Elle passe l’après-midi dans la cuisine. Elle met au four un morceau de bœuf piqué de lard, d’ail, de persil, avec des carottes et quelques pommes de terre. Exactement comment le faisait sa grand-mère. Dix minutes dans le four à température élevée pour dorer le plat, puis elle baisse le thermostat et dans une petite heure ce sera prêt. Quelque chose de simple et de savoureux pour accueillir son sauveur comme il se doit.
(…)
C’est alors que la porte s’ouvre.
Ne regarde pas. J’ai une surprise pour toi. Comment ça une surprise ? Si je te le dis ce n’est plus une surprise. Ferme les yeux et donne-moi la main. Jeune fille, arrêtez ces bêtises.
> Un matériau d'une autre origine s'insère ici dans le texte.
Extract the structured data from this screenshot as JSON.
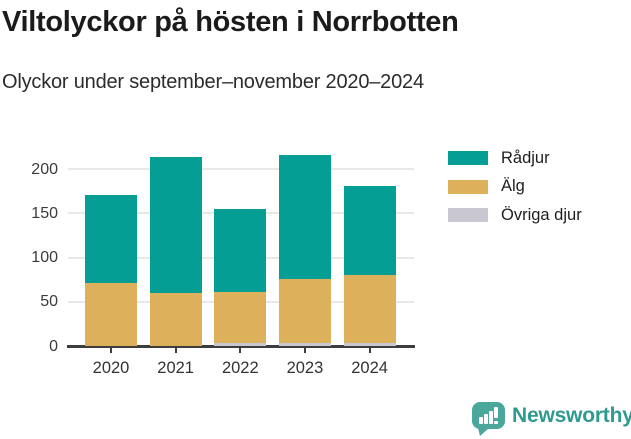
{
  "header": {
    "title": "Viltolyckor på hösten i Norrbotten",
    "subtitle": "Olyckor under september–november 2020–2024"
  },
  "chart_data": {
    "type": "bar",
    "stacked": true,
    "title": "Viltolyckor på hösten i Norrbotten",
    "subtitle": "Olyckor under september–november 2020–2024",
    "categories": [
      "2020",
      "2021",
      "2022",
      "2023",
      "2024"
    ],
    "series": [
      {
        "name": "Rådjur",
        "color": "#049e94",
        "values": [
          99,
          153,
          93,
          140,
          100
        ]
      },
      {
        "name": "Älg",
        "color": "#ddb05c",
        "values": [
          72,
          61,
          58,
          72,
          77
        ]
      },
      {
        "name": "Övriga djur",
        "color": "#c9c7d2",
        "values": [
          0,
          0,
          4,
          4,
          4
        ]
      }
    ],
    "totals": [
      171,
      214,
      155,
      216,
      181
    ],
    "yticks": [
      0,
      50,
      100,
      150,
      200
    ],
    "ylim": [
      0,
      234
    ],
    "xlabel": "",
    "ylabel": "",
    "grid": true,
    "legend_position": "right",
    "axis_color": "#3d3d3d",
    "grid_color": "#e8e8e8"
  },
  "footer": {
    "brand": "Newsworthy",
    "brand_color": "#2f9a8f",
    "icon": "bar-chart-bubble-icon",
    "icon_color": "#4ba69b"
  }
}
Ce ne sont pas des bêtises, j’y ai passé tout l’après-midi. Voyons ce qu’il en est. Tu peux ouvrir les yeux maintenant. Surprise ! Qu’est-ce que c’est que ça ? C’est moi qui l’ai fait. Eh bien, goûtons voir.
Perro, avec la précision d’un chirurgien, coupe en deux la pièce de bœuf qui fume dans le plat, avec les légumes tout autour qui dégagent leurs parfums. Il coupe un triangle accompagné de patates et de carottes, la viande est rouge à l’intérieur avec une fine croûte dorée à point. Il porte enfin le morceau à la bouche. La petite ne s’est pas trompée en choisissant le morceau. Ah, la viande argentine ! Une consistance parfaite, rien à voir avec la mollesse insignifiante du bifteck. Il faut se battre avec le bœuf, il faut le triturer avec les molaires pour que son jus se libère sur la langue avec en plus ce petit goût d’ail et de persil. Les protéines, tonifiantes, lui descendent dans la gorge, réactivant le cœur. Chaque fois, à l’heure du repas, il redevient ce petit garçon qui rentre du collège. Lascano sert le vin. Eva attend sa réaction.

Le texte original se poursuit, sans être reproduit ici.